Dropping tablets with 3g? So dumb it really deserves not just mockery but vilification.
Que mod down by some butthurt noob whose teachers all told him he was special.
MMO Quests are like orgasms:
You may solo them, I prefer them in a group.
Lets load up drones with WIFI blasters and Satellite modems! Give them some real internet for a day! Oh, and paint Iranian logos on the drones!
North Korea is a walking talking Orwell country
The guy who said the election was rigged won the presidency with the second-most votes.
I can't help but feel we're failing as humans. Honestly, any reason to invade NK that gives those people freedom and the possibility of a better life is a good enough reason to me.

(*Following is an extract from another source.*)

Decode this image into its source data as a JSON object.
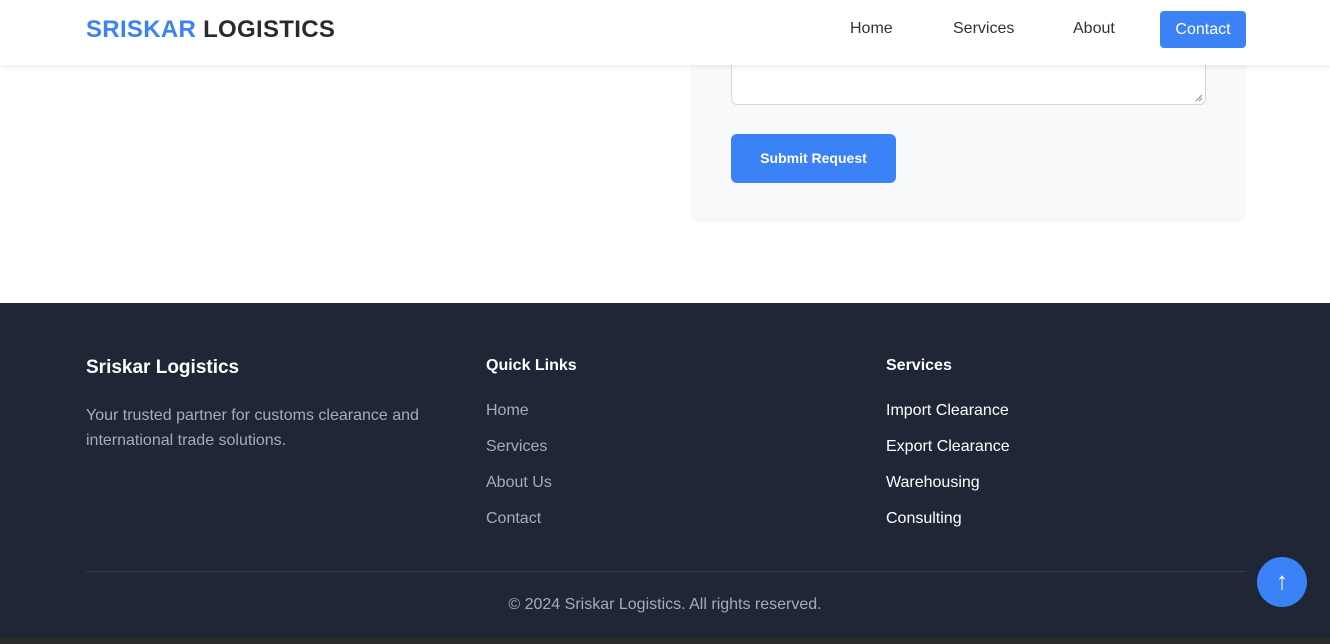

i wonder where the porn is hidden in that intranet ;]
This is fantastic. Once users are able to communicate freely and anonymously, and the schools and scientists appreciate the advantages of the medium, it will be just a matter of time until the North Korea intranet connects to the Internet, just as it did in China.
What is this global internet of Twitter and Facebook that you are talking about? I'm a happy user of internet even if I am not use either one.
In other news North Korea Finally invents a Spam solution for e-mail that doesn't fall pray to the standard checklist of reasons spam filters will fail.
Some drink at the fountain of knowledge. Others just gargle.
Why doesn't North Korea just use some version of Apple's walled garden? It sounds perfect for them.
No one is permitted to criticize Israel.
The internet is not the global internet of Twitter and Facebook, but a government-crafted intranet that is restricted to just a tiny percentage of the population.
This sounds like the American (and worldwide) Internet until 20-25 years ago.
Remember, folks, Arpanet, NSFNet, and most of the other major pieces of what became the Internet was largely funded by US government dollars with heavy restrictions on what it could be used for. Outside of military- and government-use networks and "next-gen" research networks ("Internet 2," etc.), those restrictions were gradually lifted in the late 1980s and early 1990s.
I'm predicting North Korea will see its Eternal September and the beginning of the Spam era in about 20-25 years.
Knowledge is how to play a game, intelligence is how to win, wisdom is knowing what game to play.
In other words, it's sort of like AOL.